One reason is that distributed systems are hard. There are impossibility theorems like the FLP impossibility theorem from Fischer, Lynch and Paterson which says that no deterministic fault-tolerant consensus protocol can guarantee progress in an asynchronous network.
The problems that distributed algorithms try to solve are also hard. Normal algorithms are about sorting and searching in graphs and strings. They are described in detail in the algorithm books from Sedgewick or in the one from Cormen, Leiseron and Rivest. Distributed algorithms are more complicated, you have to deal with different times and race conditions, messages which never arrive, processors that may fail, etc. Therefore distributed algorithms are often about preventing these traps, like mutual exclusions to prevent race conditions, or about treating a distributed system as a unified one, which leads to atomic commits, election and consensus, etc.
One such algorithm is the Paxos algorithm from Leslie Lamport. It is an algorithm for solving the problem of consensus in a network of unreliable processors. Leslie Lamport himself has written a paper Paxos made simple because people complained the algorithm is too difficult to understand. And it turns it out it might not be that difficult to understand the basics at all. It is quite similar to a normal common sense approach to assemble a team of participants, let us say to play a game of “Kicker”.
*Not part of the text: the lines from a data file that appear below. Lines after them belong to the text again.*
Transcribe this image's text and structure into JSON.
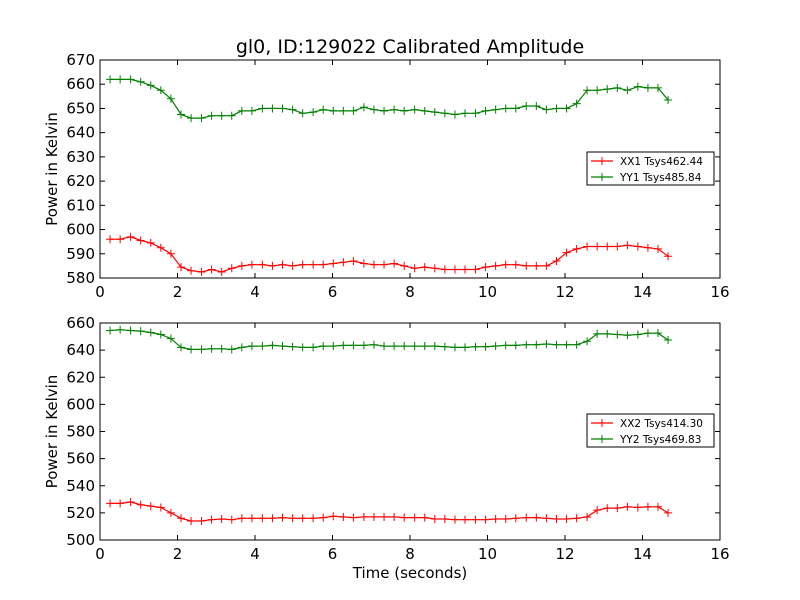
{
  "title": "gl0, ID:129022 Calibrated Amplitude",
  "chart_data": [
    {
      "type": "line",
      "title": "gl0, ID:129022 Calibrated Amplitude",
      "xlabel": "",
      "ylabel": "Power in Kelvin",
      "xlim": [
        0,
        16
      ],
      "ylim": [
        580,
        670
      ],
      "xticks": [
        0,
        2,
        4,
        6,
        8,
        10,
        12,
        14,
        16
      ],
      "yticks": [
        580,
        590,
        600,
        610,
        620,
        630,
        640,
        650,
        660,
        670
      ],
      "grid": false,
      "legend_position": "right",
      "x": [
        0.26,
        0.52,
        0.79,
        1.05,
        1.31,
        1.57,
        1.83,
        2.09,
        2.35,
        2.62,
        2.88,
        3.14,
        3.4,
        3.66,
        3.92,
        4.19,
        4.45,
        4.71,
        4.97,
        5.23,
        5.5,
        5.76,
        6.02,
        6.28,
        6.54,
        6.81,
        7.07,
        7.33,
        7.59,
        7.85,
        8.12,
        8.38,
        8.64,
        8.9,
        9.16,
        9.42,
        9.69,
        9.95,
        10.21,
        10.47,
        10.73,
        11.0,
        11.26,
        11.52,
        11.78,
        12.04,
        12.3,
        12.57,
        12.83,
        13.09,
        13.35,
        13.61,
        13.88,
        14.14,
        14.4,
        14.66
      ],
      "series": [
        {
          "name": "XX1 Tsys462.44",
          "color": "#ff0000",
          "values": [
            596,
            596,
            597,
            595.5,
            594.5,
            592.5,
            590,
            584.5,
            583,
            582.5,
            583.5,
            582.5,
            584,
            585,
            585.5,
            585.5,
            585,
            585.5,
            585,
            585.5,
            585.5,
            585.5,
            586,
            586.5,
            587,
            586,
            585.5,
            585.5,
            586,
            585,
            584,
            584.5,
            584,
            583.5,
            583.5,
            583.5,
            583.5,
            584.5,
            585,
            585.5,
            585.5,
            585,
            585,
            585,
            587,
            590.5,
            592,
            593,
            593,
            593,
            593,
            593.5,
            593,
            592.5,
            592,
            589
          ]
        },
        {
          "name": "YY1 Tsys485.84",
          "color": "#008000",
          "values": [
            662,
            662,
            662,
            661,
            659.5,
            657.5,
            654,
            647.5,
            646,
            646,
            647,
            647,
            647,
            649,
            649,
            650,
            650,
            650,
            649.5,
            648,
            648.5,
            649.5,
            649,
            649,
            649,
            650.5,
            649.5,
            649,
            649.5,
            649,
            649.5,
            649,
            648.5,
            648,
            647.5,
            648,
            648,
            649,
            649.5,
            650,
            650,
            651,
            651,
            649.5,
            650,
            650,
            652,
            657.5,
            657.5,
            658,
            658.5,
            657.5,
            659,
            658.5,
            658.5,
            653.5
          ]
        }
      ]
    },
    {
      "type": "line",
      "title": "",
      "xlabel": "Time (seconds)",
      "ylabel": "Power in Kelvin",
      "xlim": [
        0,
        16
      ],
      "ylim": [
        500,
        660
      ],
      "xticks": [
        0,
        2,
        4,
        6,
        8,
        10,
        12,
        14,
        16
      ],
      "yticks": [
        500,
        520,
        540,
        560,
        580,
        600,
        620,
        640,
        660
      ],
      "grid": false,
      "legend_position": "right",
      "x": [
        0.26,
        0.52,
        0.79,
        1.05,
        1.31,
        1.57,
        1.83,
        2.09,
        2.35,
        2.62,
        2.88,
        3.14,
        3.4,
        3.66,
        3.92,
        4.19,
        4.45,
        4.71,
        4.97,
        5.23,
        5.5,
        5.76,
        6.02,
        6.28,
        6.54,
        6.81,
        7.07,
        7.33,
        7.59,
        7.85,
        8.12,
        8.38,
        8.64,
        8.9,
        9.16,
        9.42,
        9.69,
        9.95,
        10.21,
        10.47,
        10.73,
        11.0,
        11.26,
        11.52,
        11.78,
        12.04,
        12.3,
        12.57,
        12.83,
        13.09,
        13.35,
        13.61,
        13.88,
        14.14,
        14.4,
        14.66
      ],
      "series": [
        {
          "name": "XX2 Tsys414.30",
          "color": "#ff0000",
          "values": [
            527,
            527,
            528,
            526,
            525,
            524,
            520,
            516,
            514,
            514,
            515,
            515.5,
            515,
            516,
            516,
            516,
            516,
            516.5,
            516,
            516,
            516,
            516.5,
            517.5,
            517,
            516.5,
            517,
            517,
            517,
            517,
            516.5,
            516.5,
            516.5,
            515.5,
            515.5,
            515,
            515,
            515,
            515,
            515.5,
            515.5,
            516,
            516.5,
            516.5,
            516,
            515.5,
            515.5,
            516,
            517,
            522,
            523.5,
            523.5,
            524.5,
            524,
            524.5,
            524.5,
            520
          ]
        },
        {
          "name": "YY2 Tsys469.83",
          "color": "#008000",
          "values": [
            654.5,
            655,
            654.5,
            654,
            653,
            651.5,
            648.5,
            642,
            640.5,
            640.5,
            641,
            641,
            640.5,
            642,
            643,
            643,
            643.5,
            643,
            642.5,
            642,
            642,
            643,
            643,
            643.5,
            643.5,
            643.5,
            644,
            643,
            643,
            643,
            643,
            643,
            643,
            642.5,
            642,
            642,
            642.5,
            642.5,
            643,
            643.5,
            643.5,
            644,
            644,
            644.5,
            644,
            644,
            644,
            646.5,
            652,
            652,
            651.5,
            651,
            651.5,
            652.5,
            652.5,
            647.5
          ]
        }
      ]
    }
  ]
}
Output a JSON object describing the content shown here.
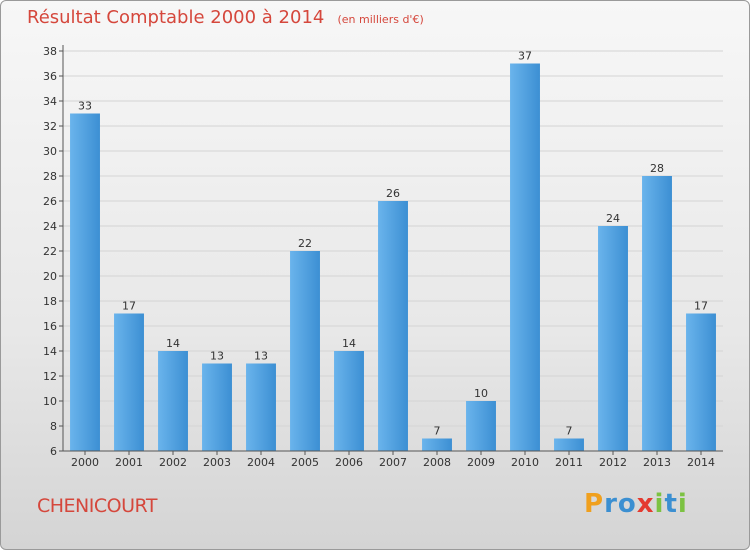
{
  "chart_data": {
    "type": "bar",
    "title": "Résultat Comptable 2000 à 2014",
    "subtitle": "(en milliers d'€)",
    "categories": [
      "2000",
      "2001",
      "2002",
      "2003",
      "2004",
      "2005",
      "2006",
      "2007",
      "2008",
      "2009",
      "2010",
      "2011",
      "2012",
      "2013",
      "2014"
    ],
    "values": [
      33,
      17,
      14,
      13,
      13,
      22,
      14,
      26,
      7,
      10,
      37,
      7,
      24,
      28,
      17
    ],
    "ylim": [
      6,
      38
    ],
    "yticks": [
      6,
      8,
      10,
      12,
      14,
      16,
      18,
      20,
      22,
      24,
      26,
      28,
      30,
      32,
      34,
      36,
      38
    ],
    "grid": true,
    "bar_color": "#3c8fd3",
    "bar_color_light": "#6ab4ec"
  },
  "place": "CHENICOURT",
  "brand": {
    "letters": [
      "P",
      "r",
      "o",
      "x",
      "i",
      "t",
      "i"
    ],
    "colors": [
      "#f0a01e",
      "#3b8fd1",
      "#3b8fd1",
      "#e43a2f",
      "#7cc242",
      "#3b8fd1",
      "#7cc242"
    ]
  }
}
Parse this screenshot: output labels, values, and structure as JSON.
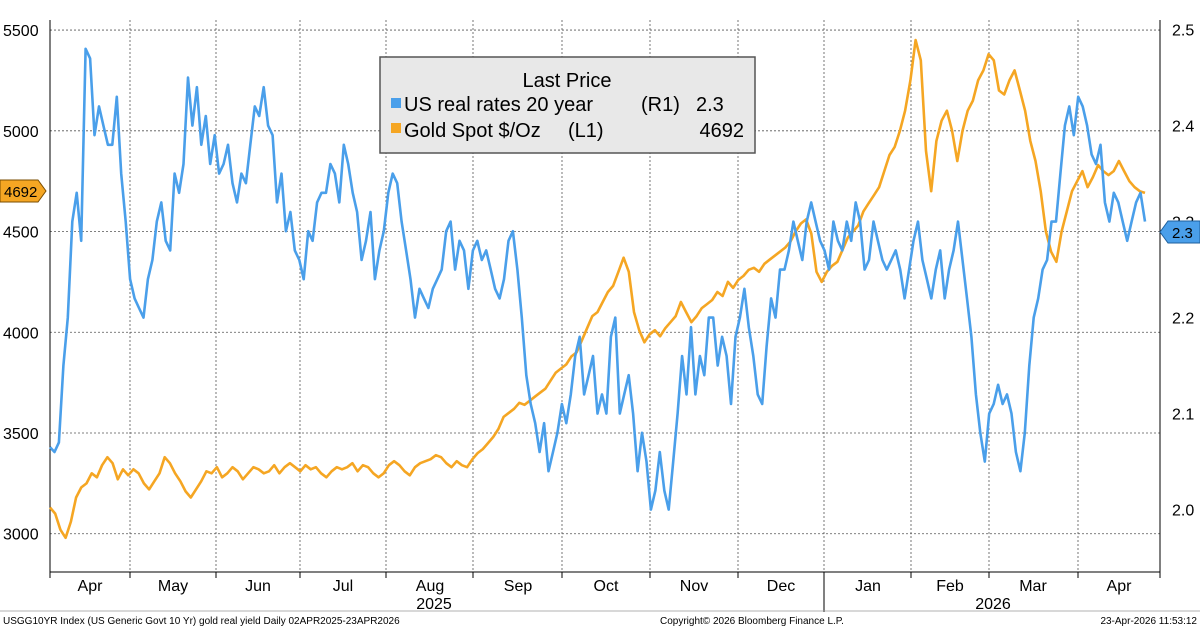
{
  "chart_data": {
    "type": "line",
    "legend": {
      "title": "Last Price",
      "placement": "top-center",
      "entries": [
        {
          "name": "US real rates 20 year",
          "axis": "(R1)",
          "value": "2.3",
          "color": "#4a9fea"
        },
        {
          "name": "Gold Spot $/Oz",
          "axis": "(L1)",
          "value": "4692",
          "color": "#f5a623"
        }
      ]
    },
    "left_axis": {
      "ticks": [
        "3000",
        "3500",
        "4000",
        "4500",
        "5000",
        "5500"
      ],
      "range": [
        2810,
        5550
      ]
    },
    "right_axis": {
      "ticks": [
        "2.0",
        "2.1",
        "2.2",
        "2.3",
        "2.4",
        "2.5"
      ],
      "range": [
        1.935,
        2.51
      ]
    },
    "last_value_badges": {
      "left": "4692",
      "right": "2.3"
    },
    "x_axis": {
      "months": [
        "Apr",
        "May",
        "Jun",
        "Jul",
        "Aug",
        "Sep",
        "Oct",
        "Nov",
        "Dec",
        "Jan",
        "Feb",
        "Mar",
        "Apr"
      ],
      "years": [
        "2025",
        "2026"
      ]
    },
    "grid": true,
    "series": [
      {
        "name": "Gold Spot $/Oz",
        "axis": "left",
        "color": "#f5a623",
        "values": [
          3130,
          3100,
          3020,
          2980,
          3060,
          3180,
          3230,
          3250,
          3300,
          3280,
          3340,
          3380,
          3350,
          3270,
          3320,
          3290,
          3320,
          3300,
          3250,
          3220,
          3260,
          3300,
          3380,
          3350,
          3300,
          3260,
          3210,
          3180,
          3220,
          3260,
          3310,
          3300,
          3330,
          3280,
          3300,
          3330,
          3310,
          3270,
          3300,
          3330,
          3320,
          3300,
          3310,
          3340,
          3300,
          3330,
          3350,
          3330,
          3310,
          3340,
          3320,
          3330,
          3300,
          3280,
          3310,
          3330,
          3320,
          3330,
          3350,
          3310,
          3340,
          3330,
          3300,
          3280,
          3300,
          3340,
          3360,
          3340,
          3310,
          3290,
          3330,
          3350,
          3360,
          3370,
          3390,
          3380,
          3350,
          3330,
          3360,
          3340,
          3330,
          3370,
          3400,
          3420,
          3450,
          3480,
          3520,
          3580,
          3600,
          3620,
          3650,
          3640,
          3660,
          3680,
          3700,
          3720,
          3760,
          3800,
          3820,
          3840,
          3880,
          3900,
          3960,
          4020,
          4080,
          4100,
          4150,
          4200,
          4230,
          4300,
          4370,
          4300,
          4100,
          4010,
          3950,
          3990,
          4010,
          3980,
          4020,
          4050,
          4080,
          4150,
          4100,
          4050,
          4080,
          4120,
          4140,
          4160,
          4200,
          4180,
          4250,
          4220,
          4260,
          4280,
          4310,
          4320,
          4300,
          4340,
          4360,
          4380,
          4400,
          4420,
          4450,
          4500,
          4540,
          4560,
          4490,
          4300,
          4250,
          4300,
          4330,
          4350,
          4410,
          4470,
          4500,
          4530,
          4600,
          4640,
          4680,
          4720,
          4800,
          4880,
          4920,
          5000,
          5100,
          5250,
          5450,
          5350,
          4900,
          4700,
          4950,
          5050,
          5100,
          5000,
          4850,
          5000,
          5100,
          5150,
          5250,
          5300,
          5380,
          5350,
          5200,
          5180,
          5250,
          5300,
          5200,
          5100,
          4950,
          4850,
          4700,
          4500,
          4400,
          4350,
          4500,
          4600,
          4700,
          4750,
          4800,
          4720,
          4770,
          4830,
          4800,
          4780,
          4800,
          4850,
          4800,
          4750,
          4720,
          4700,
          4692
        ]
      },
      {
        "name": "US real rates 20 year",
        "axis": "right",
        "color": "#4a9fea",
        "values": [
          2.065,
          2.06,
          2.07,
          2.15,
          2.2,
          2.3,
          2.33,
          2.28,
          2.48,
          2.47,
          2.39,
          2.42,
          2.4,
          2.38,
          2.38,
          2.43,
          2.35,
          2.3,
          2.24,
          2.22,
          2.21,
          2.2,
          2.24,
          2.26,
          2.3,
          2.32,
          2.28,
          2.27,
          2.35,
          2.33,
          2.36,
          2.45,
          2.4,
          2.44,
          2.38,
          2.41,
          2.36,
          2.39,
          2.35,
          2.36,
          2.38,
          2.34,
          2.32,
          2.35,
          2.34,
          2.38,
          2.42,
          2.41,
          2.44,
          2.4,
          2.39,
          2.32,
          2.35,
          2.29,
          2.31,
          2.27,
          2.26,
          2.24,
          2.29,
          2.28,
          2.32,
          2.33,
          2.33,
          2.36,
          2.35,
          2.32,
          2.38,
          2.36,
          2.33,
          2.31,
          2.26,
          2.28,
          2.31,
          2.24,
          2.27,
          2.29,
          2.33,
          2.35,
          2.34,
          2.3,
          2.27,
          2.24,
          2.2,
          2.23,
          2.22,
          2.21,
          2.23,
          2.24,
          2.25,
          2.29,
          2.3,
          2.25,
          2.28,
          2.27,
          2.23,
          2.27,
          2.28,
          2.26,
          2.27,
          2.25,
          2.23,
          2.22,
          2.24,
          2.28,
          2.29,
          2.25,
          2.2,
          2.14,
          2.11,
          2.09,
          2.06,
          2.09,
          2.04,
          2.06,
          2.08,
          2.11,
          2.09,
          2.12,
          2.16,
          2.18,
          2.12,
          2.14,
          2.16,
          2.1,
          2.12,
          2.1,
          2.18,
          2.2,
          2.1,
          2.12,
          2.14,
          2.1,
          2.04,
          2.08,
          2.05,
          2.0,
          2.02,
          2.06,
          2.02,
          2.0,
          2.05,
          2.1,
          2.16,
          2.12,
          2.19,
          2.12,
          2.16,
          2.14,
          2.2,
          2.2,
          2.15,
          2.18,
          2.16,
          2.11,
          2.18,
          2.2,
          2.23,
          2.19,
          2.16,
          2.12,
          2.11,
          2.17,
          2.22,
          2.2,
          2.25,
          2.25,
          2.27,
          2.3,
          2.28,
          2.26,
          2.3,
          2.32,
          2.3,
          2.28,
          2.27,
          2.25,
          2.3,
          2.28,
          2.27,
          2.3,
          2.28,
          2.32,
          2.3,
          2.25,
          2.26,
          2.3,
          2.28,
          2.26,
          2.25,
          2.26,
          2.27,
          2.25,
          2.22,
          2.25,
          2.28,
          2.3,
          2.26,
          2.24,
          2.22,
          2.25,
          2.27,
          2.22,
          2.25,
          2.27,
          2.3,
          2.26,
          2.22,
          2.18,
          2.12,
          2.08,
          2.05,
          2.1,
          2.11,
          2.13,
          2.11,
          2.12,
          2.1,
          2.06,
          2.04,
          2.08,
          2.15,
          2.2,
          2.22,
          2.25,
          2.26,
          2.3,
          2.3,
          2.35,
          2.4,
          2.42,
          2.39,
          2.43,
          2.42,
          2.4,
          2.37,
          2.36,
          2.38,
          2.32,
          2.3,
          2.33,
          2.32,
          2.3,
          2.28,
          2.3,
          2.32,
          2.33,
          2.3
        ]
      }
    ]
  },
  "footer": {
    "left": "USGG10YR Index (US Generic Govt 10 Yr) gold real yield Daily 02APR2025-23APR2026",
    "center": "Copyright© 2026 Bloomberg Finance L.P.",
    "right": "23-Apr-2026 11:53:12"
  }
}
Many startups have a “Kicker” table, where employees can play occasionally a game of table football for recreation. A common sense approach to assemble a team of participants is simple. Let us says the employees communicate over a chat program like Slack or Skype, and share a common channel. A typical communication might look like this:
Tom wants to propose a game
5:02 Tom: 1
5:03 David: 2
5:35 John: 3
5:39 Andrew: 4
5:40 Tom: Go
5:40 David: Go
5:41 John: Go
5:41 Andrew: Go
=> Round successful, game can be started
When the last of the 4 necessary team members has agreed to accept, then the team has reached consensus who wants to play and the game can be started immediately. Let us look at the sequence of steps a bit more detailed:
- The first participant who wants to start a game, here the one named “Tom”, starts to count, and ask the others to prepare a game. We call him proposer
- A second participant promises to participate, increases the counter and sends a corresponding message. He is called acceptor
- If three acceptors have send their promise to participate, and the counter has reached the necessary limit of 4, which we call a quorum, then the next phase can begin
- In the next phase the proposer can ask for acceptance from the acceptors. Each acceptor must acknowledge the acceptance by sending a message like “Go”.
If not enough acceptors can be found to participate in the game, the round failed, and the game can not be started. Then a new proposer must make a new proposal, and a new round is started.
John wants to propose a game
6:12 John: 1
6:13 Anne: 2
6:22 Mike: 3
7:15 Aaron: 4
7:16 John: Go
7:17 Anne: Too late, I am already going home
=> Round failed
And while it is far more simple than the real Paxos algorithm, the basic phases are quite similar. We have proposers and acceptors, phase 1 (Prepare & Promise) and phase 2 (Accept & Accepted), rounds can succeed or fail, and in the end the team must find a consensus who wants to play. You see, sometimes simple things as chat programs can help to explain complicated distributed algorithms. Slack can help to understand Paxos.